Häftling*: I have learnt that I am Häftling. My number is 174517; we have been baptized, we will carry the tattoo on our left arm until we die. (*prisoner)
The operation was slightly painful and extraordinarily rapid: they placed us all in a row, and one by one, according to the alphabetical order of our names, we filed past a skillful official, armed with a sort of pointed tool with a very short needle. It seems that this is the real, true initiation: only by ‘showing one’s number’ can one get bread and soup. Several days passed, and not a few cuffs and punches, before we became used to showing our number promptly enough not to disorder the daily operation of food-distribution; weeks and months were needed to learn its sound in the German language. And for many days, while the habits of freedom still led me to look for the time on my wristwatch, my new name ironically appeared instead, a number tattooed in bluish characters under the skin. Only much later, and slowly, a few of us learnt something of the funereal science of the numbers of Auschwitz, which epitomize the stages of destruction of European Judaism. To the old hands of the camp, the numbers told everything: the period of entry into the camp, the convoy of which one formed a part, and consequently the nationality.

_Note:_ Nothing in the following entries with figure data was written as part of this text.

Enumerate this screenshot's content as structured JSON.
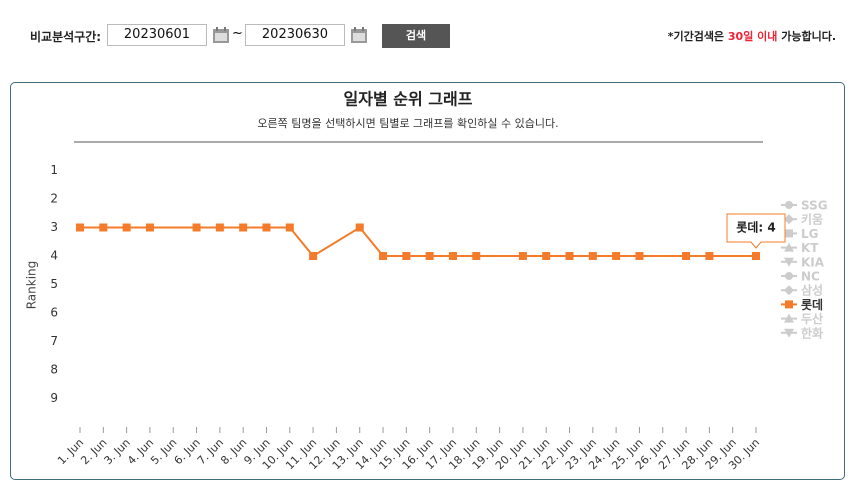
{
  "search": {
    "label": "비교분석구간:",
    "start": "20230601",
    "separator": "~",
    "end": "20230630",
    "button": "검색",
    "note": [
      "*기간검색은 ",
      "30일 이내",
      " 가능합니다."
    ]
  },
  "chart_data": {
    "type": "line",
    "title": "일자별 순위 그래프",
    "subtitle": "오른쪽 팀명을 선택하시면 팀별로 그래프를 확인하실 수 있습니다.",
    "y_label": "Ranking",
    "categories": [
      "1. Jun",
      "2. Jun",
      "3. Jun",
      "4. Jun",
      "5. Jun",
      "6. Jun",
      "7. Jun",
      "8. Jun",
      "9. Jun",
      "10. Jun",
      "11. Jun",
      "12. Jun",
      "13. Jun",
      "14. Jun",
      "15. Jun",
      "16. Jun",
      "17. Jun",
      "18. Jun",
      "19. Jun",
      "20. Jun",
      "21. Jun",
      "22. Jun",
      "23. Jun",
      "24. Jun",
      "25. Jun",
      "26. Jun",
      "27. Jun",
      "28. Jun",
      "29. Jun",
      "30. Jun"
    ],
    "series": [
      {
        "name": "롯데",
        "color": "#f47b2a",
        "values": [
          3,
          3,
          3,
          3,
          null,
          3,
          3,
          3,
          3,
          3,
          4,
          null,
          3,
          4,
          4,
          4,
          4,
          4,
          null,
          4,
          4,
          4,
          4,
          4,
          4,
          null,
          4,
          4,
          null,
          4
        ]
      }
    ],
    "connect_nulls": true,
    "ylim": [
      0,
      10
    ],
    "reversed": true,
    "yticks": [
      1,
      2,
      3,
      4,
      5,
      6,
      7,
      8,
      9
    ],
    "legend": [
      {
        "name": "SSG",
        "hidden": true
      },
      {
        "name": "키움",
        "hidden": true
      },
      {
        "name": "LG",
        "hidden": true
      },
      {
        "name": "KT",
        "hidden": true
      },
      {
        "name": "KIA",
        "hidden": true
      },
      {
        "name": "NC",
        "hidden": true
      },
      {
        "name": "삼성",
        "hidden": true
      },
      {
        "name": "롯데",
        "hidden": false
      },
      {
        "name": "두산",
        "hidden": true
      },
      {
        "name": "한화",
        "hidden": true
      }
    ],
    "hidden_color": "#cccccc",
    "tooltip": {
      "text": "롯데: 4",
      "index": 29
    }
  }
}
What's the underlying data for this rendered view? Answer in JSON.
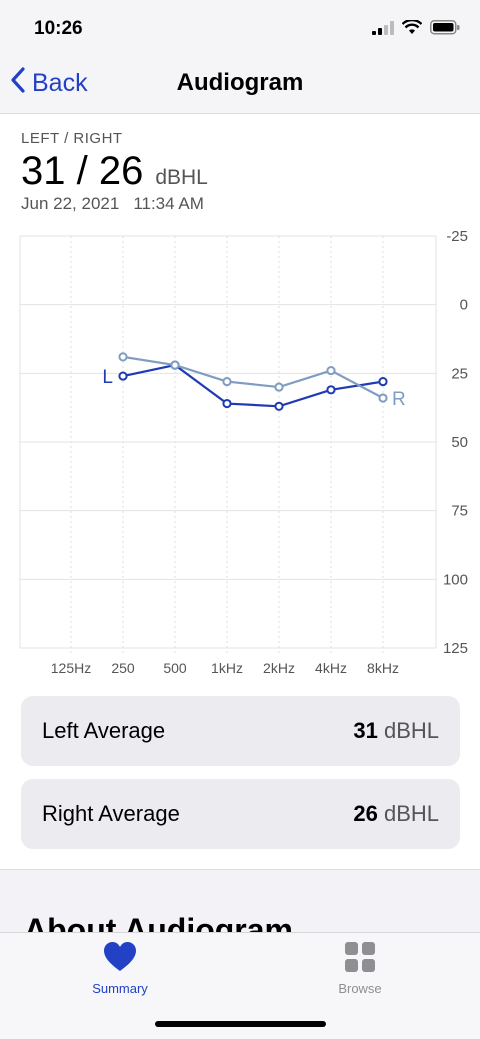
{
  "status_bar": {
    "time": "10:26"
  },
  "nav": {
    "back_label": "Back",
    "title": "Audiogram"
  },
  "summary": {
    "label": "LEFT / RIGHT",
    "value": "31 / 26",
    "unit": "dBHL",
    "date": "Jun 22, 2021",
    "time": "11:34 AM"
  },
  "chart_data": {
    "type": "line",
    "categories": [
      "125Hz",
      "250",
      "500",
      "1kHz",
      "2kHz",
      "4kHz",
      "8kHz"
    ],
    "y_ticks": [
      "-25",
      "0",
      "25",
      "50",
      "75",
      "100",
      "125"
    ],
    "ylim": [
      -25,
      125
    ],
    "y_inverted": true,
    "grid": true,
    "series": [
      {
        "name": "L",
        "color": "#1f3bb3",
        "values": [
          null,
          26,
          22,
          36,
          37,
          31,
          28
        ]
      },
      {
        "name": "R",
        "color": "#7f9cc3",
        "values": [
          null,
          19,
          22,
          28,
          30,
          24,
          34
        ]
      }
    ]
  },
  "averages": {
    "left": {
      "label": "Left Average",
      "value": "31",
      "unit": "dBHL"
    },
    "right": {
      "label": "Right Average",
      "value": "26",
      "unit": "dBHL"
    }
  },
  "about": {
    "title": "About Audiogram"
  },
  "tab_bar": {
    "summary": {
      "label": "Summary",
      "icon": "heart-icon",
      "color": "#2241c5"
    },
    "browse": {
      "label": "Browse",
      "icon": "grid-icon",
      "color": "#8e8e93"
    }
  }
}
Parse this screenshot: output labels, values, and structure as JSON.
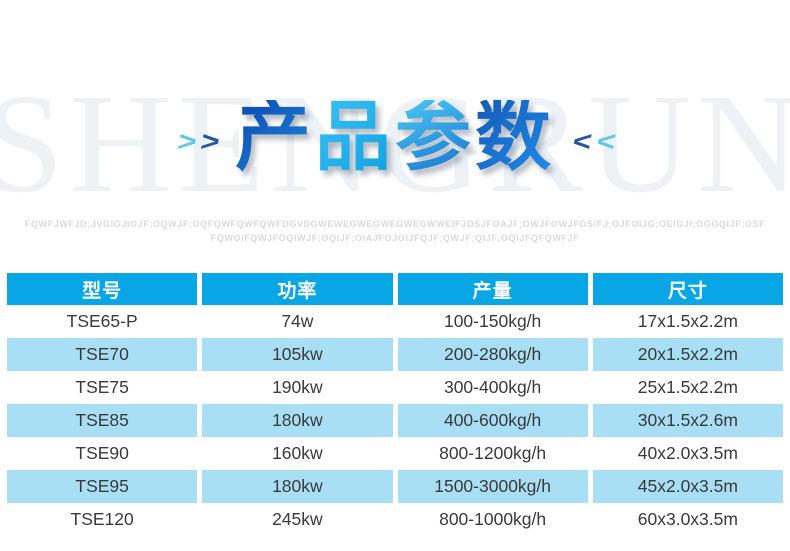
{
  "watermark": "SHENGRUN",
  "title": {
    "chars": [
      "产",
      "品",
      "参",
      "数"
    ],
    "chevrons": [
      ">",
      ">",
      "<",
      "<"
    ]
  },
  "subtext": {
    "line1": "FQWFJWFJD;JVGIGJIOJF;OQWJF;OQFQWFQWFQWFDGVDGWEWEGWEGWEGWEGWWEIFJOSJFOAJF;OWJFOWJFOSIFJ;OJFOIJG;OEIGJI;OGOQIJF;OSF",
    "line2": "FQWOIFQWJFOQIWJF;OQIJF;OIAJFOJOIJFQJF;QWJF;QIJF;OQIJFQFQWFJF"
  },
  "colors": {
    "header_blue": "#08a6e4",
    "row_light_blue": "#a9dff5",
    "title_blue_dark": "#0d4fb5",
    "title_blue_light": "#49c6f3",
    "chevron_light": "#5fc8ec",
    "chevron_dark": "#29549f"
  },
  "table": {
    "headers": [
      "型号",
      "功率",
      "产量",
      "尺寸"
    ],
    "rows": [
      [
        "TSE65-P",
        "74w",
        "100-150kg/h",
        "17x1.5x2.2m"
      ],
      [
        "TSE70",
        "105kw",
        "200-280kg/h",
        "20x1.5x2.2m"
      ],
      [
        "TSE75",
        "190kw",
        "300-400kg/h",
        "25x1.5x2.2m"
      ],
      [
        "TSE85",
        "180kw",
        "400-600kg/h",
        "30x1.5x2.6m"
      ],
      [
        "TSE90",
        "160kw",
        "800-1200kg/h",
        "40x2.0x3.5m"
      ],
      [
        "TSE95",
        "180kw",
        "1500-3000kg/h",
        "45x2.0x3.5m"
      ],
      [
        "TSE120",
        "245kw",
        "800-1000kg/h",
        "60x3.0x3.5m"
      ]
    ]
  }
}
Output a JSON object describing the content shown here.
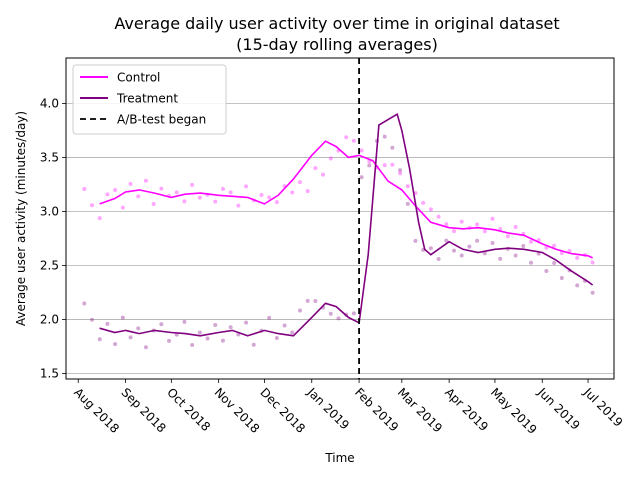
{
  "chart_data": {
    "type": "line",
    "title": "Average daily user activity over time in original dataset",
    "subtitle": "(15-day rolling averages)",
    "xlabel": "Time",
    "ylabel": "Average user activity (minutes/day)",
    "xlim": [
      "2018-07-24",
      "2019-07-18"
    ],
    "ylim": [
      1.45,
      4.42
    ],
    "yticks": [
      1.5,
      2.0,
      2.5,
      3.0,
      3.5,
      4.0
    ],
    "ytick_labels": [
      "1.5",
      "2.0",
      "2.5",
      "3.0",
      "3.5",
      "4.0"
    ],
    "xticks": [
      "2018-08-01",
      "2018-09-01",
      "2018-10-01",
      "2018-11-01",
      "2018-12-01",
      "2019-01-01",
      "2019-02-01",
      "2019-03-01",
      "2019-04-01",
      "2019-05-01",
      "2019-06-01",
      "2019-07-01"
    ],
    "xtick_labels": [
      "Aug 2018",
      "Sep 2018",
      "Oct 2018",
      "Nov 2018",
      "Dec 2018",
      "Jan 2019",
      "Feb 2019",
      "Mar 2019",
      "Apr 2019",
      "May 2019",
      "Jun 2019",
      "Jul 2019"
    ],
    "grid": "horizontal",
    "legend_position": "upper-left",
    "event": {
      "date": "2019-02-01",
      "label": "A/B-test began",
      "color": "#000000"
    },
    "series": [
      {
        "name": "Control",
        "color": "#ff00ff",
        "x": [
          "2018-08-15",
          "2018-08-25",
          "2018-09-01",
          "2018-09-10",
          "2018-09-20",
          "2018-10-01",
          "2018-10-10",
          "2018-10-20",
          "2018-11-01",
          "2018-11-10",
          "2018-11-20",
          "2018-12-01",
          "2018-12-10",
          "2018-12-20",
          "2019-01-01",
          "2019-01-10",
          "2019-01-17",
          "2019-01-25",
          "2019-02-01",
          "2019-02-10",
          "2019-02-20",
          "2019-03-01",
          "2019-03-10",
          "2019-03-20",
          "2019-04-01",
          "2019-04-10",
          "2019-04-20",
          "2019-05-01",
          "2019-05-10",
          "2019-05-20",
          "2019-06-01",
          "2019-06-10",
          "2019-06-20",
          "2019-07-01",
          "2019-07-04"
        ],
        "y": [
          3.07,
          3.12,
          3.18,
          3.2,
          3.17,
          3.13,
          3.16,
          3.17,
          3.15,
          3.14,
          3.13,
          3.07,
          3.15,
          3.3,
          3.52,
          3.65,
          3.6,
          3.5,
          3.52,
          3.47,
          3.28,
          3.2,
          3.05,
          2.9,
          2.85,
          2.84,
          2.85,
          2.83,
          2.8,
          2.78,
          2.7,
          2.65,
          2.61,
          2.59,
          2.57
        ],
        "points": [
          3.3,
          3.05,
          2.85,
          3.2,
          3.25,
          2.95,
          3.3,
          3.1,
          3.35,
          3.0,
          3.25,
          3.15,
          3.2,
          3.05,
          3.3,
          3.1,
          3.15,
          3.05,
          3.25,
          3.2,
          3.0,
          3.3,
          3.1,
          3.2,
          3.15,
          3.05,
          3.25,
          3.1,
          3.2,
          3.0,
          3.3,
          3.15,
          3.4,
          3.55,
          3.8,
          3.75,
          3.6,
          3.45,
          3.4,
          3.5,
          3.55,
          3.45,
          3.3,
          3.25,
          3.15,
          3.1,
          3.0,
          2.9,
          2.8,
          2.95,
          2.85,
          2.9,
          2.8,
          3.0,
          2.85,
          2.75,
          2.9,
          2.8,
          2.7,
          2.75,
          2.65,
          2.7,
          2.6,
          2.65,
          2.55,
          2.6,
          2.5
        ]
      },
      {
        "name": "Treatment",
        "color": "#800080",
        "x": [
          "2018-08-15",
          "2018-08-25",
          "2018-09-01",
          "2018-09-10",
          "2018-09-20",
          "2018-10-01",
          "2018-10-10",
          "2018-10-20",
          "2018-11-01",
          "2018-11-10",
          "2018-11-20",
          "2018-12-01",
          "2018-12-10",
          "2018-12-20",
          "2019-01-01",
          "2019-01-10",
          "2019-01-17",
          "2019-01-25",
          "2019-02-01",
          "2019-02-07",
          "2019-02-14",
          "2019-02-20",
          "2019-02-26",
          "2019-03-01",
          "2019-03-06",
          "2019-03-12",
          "2019-03-16",
          "2019-03-20",
          "2019-04-01",
          "2019-04-10",
          "2019-04-20",
          "2019-05-01",
          "2019-05-10",
          "2019-05-20",
          "2019-06-01",
          "2019-06-10",
          "2019-06-20",
          "2019-07-01",
          "2019-07-04"
        ],
        "y": [
          1.92,
          1.88,
          1.9,
          1.87,
          1.9,
          1.88,
          1.87,
          1.85,
          1.88,
          1.9,
          1.85,
          1.9,
          1.87,
          1.85,
          2.02,
          2.15,
          2.12,
          2.02,
          1.97,
          2.6,
          3.8,
          3.85,
          3.9,
          3.75,
          3.4,
          2.9,
          2.65,
          2.6,
          2.72,
          2.65,
          2.62,
          2.65,
          2.66,
          2.65,
          2.62,
          2.55,
          2.45,
          2.35,
          2.32
        ],
        "points": [
          2.3,
          2.05,
          1.75,
          2.0,
          1.7,
          2.1,
          1.8,
          1.95,
          1.65,
          1.9,
          2.0,
          1.75,
          1.85,
          2.05,
          1.7,
          1.9,
          1.8,
          2.0,
          1.75,
          1.95,
          1.85,
          2.05,
          1.7,
          1.9,
          2.1,
          1.8,
          2.0,
          1.9,
          2.2,
          2.3,
          2.25,
          2.1,
          2.0,
          1.95,
          2.05,
          2.1,
          4.1,
          3.9,
          3.7,
          3.6,
          3.4,
          3.1,
          2.8,
          2.5,
          2.6,
          2.7,
          2.5,
          2.75,
          2.6,
          2.55,
          2.7,
          2.8,
          2.6,
          2.75,
          2.5,
          2.65,
          2.55,
          2.7,
          2.45,
          2.6,
          2.35,
          2.5,
          2.3,
          2.45,
          2.25,
          2.35,
          2.2
        ]
      }
    ]
  }
}
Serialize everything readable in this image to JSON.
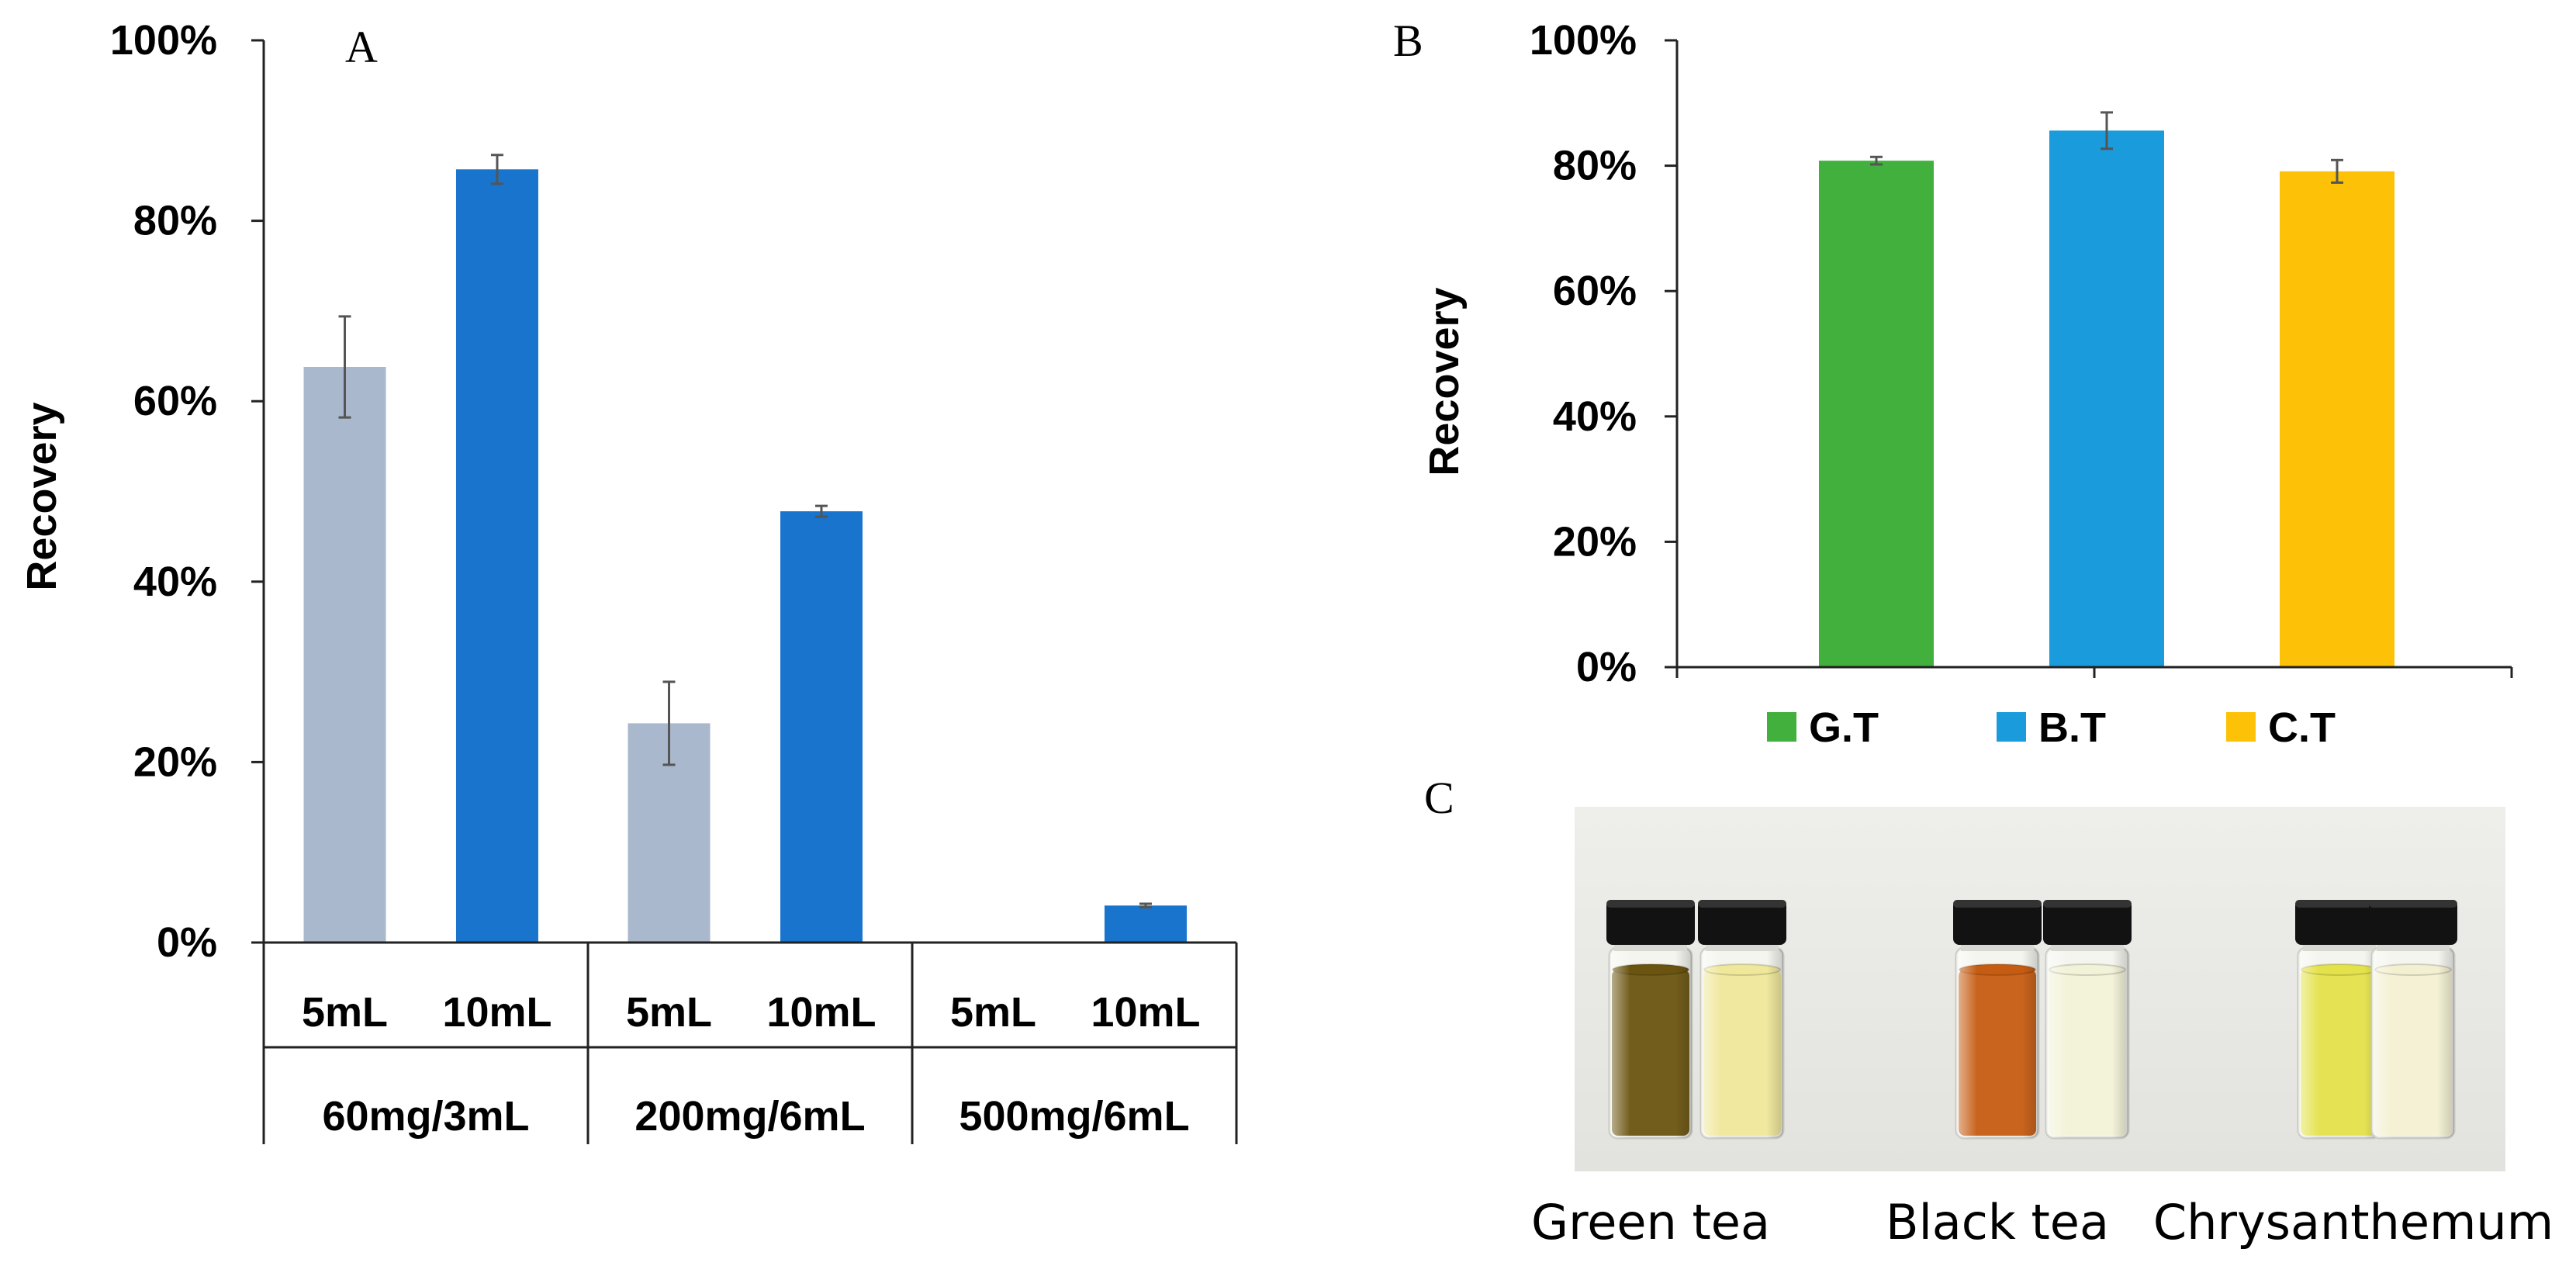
{
  "chart_data": [
    {
      "panel": "A",
      "type": "bar",
      "ylabel": "Recovery",
      "ylim": [
        0,
        100
      ],
      "yticks": [
        "0%",
        "20%",
        "40%",
        "60%",
        "80%",
        "100%"
      ],
      "groups": [
        "60mg/3mL",
        "200mg/6mL",
        "500mg/6mL"
      ],
      "subcategories": [
        "5mL",
        "10mL"
      ],
      "series": [
        {
          "name": "5mL",
          "color": "#a9b8cc",
          "values": [
            63.8,
            24.3,
            0
          ],
          "errors": [
            5.6,
            4.6,
            0
          ]
        },
        {
          "name": "10mL",
          "color": "#1874cd",
          "values": [
            85.7,
            47.8,
            4.1
          ],
          "errors": [
            1.6,
            0.6,
            0.2
          ]
        }
      ]
    },
    {
      "panel": "B",
      "type": "bar",
      "ylabel": "Recovery",
      "ylim": [
        0,
        100
      ],
      "yticks": [
        "0%",
        "20%",
        "40%",
        "60%",
        "80%",
        "100%"
      ],
      "categories": [
        "G.T",
        "B.T",
        "C.T"
      ],
      "values": [
        80.8,
        85.6,
        79.1
      ],
      "errors": [
        0.6,
        2.9,
        1.8
      ],
      "colors": [
        "#41b03c",
        "#1a9bdc",
        "#fdc107"
      ],
      "legend": [
        "G.T",
        "B.T",
        "C.T"
      ]
    }
  ],
  "photo": {
    "panel": "C",
    "labels": [
      "Green tea",
      "Black tea",
      "Chrysanthemum"
    ],
    "liquid_colors": [
      [
        "#6a5410",
        "#efe79a"
      ],
      [
        "#c65c12",
        "#f2f2d8"
      ],
      [
        "#e4e24a",
        "#f3f0d2"
      ]
    ]
  }
}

Everyone will treat with respect the numbers from 30,000 to 80,000: there are only a few hundred left and they represented the few survivals from the Polish ghettos. It is as well to watch out in commercial dealings with a 116,000 or a 117,000: they now number only about forty, but they represent the Greeks of Salonica, so take care they do not pull the wool over your eyes. As for the high numbers they carry an essentially comic air about them, like the words ‘freshman’ or ‘conscript’ in ordinary life. The typical high number is a corpulent, docile and stupid fellow: he can be convinced that leather shoes are distributed at the infirmary to all those with delicate feet, and can be persuaded to run there and leave his bowl of soup ‘in your custody’; you can sell him a spoon for three rations of bread; you can send him to the most ferocious of the Kapos to ask him (as happened to me!) if it is true that his is the Kartoffelschalenkommando, the ‘Potato Peeling Command’, and if one can be enrolled in it.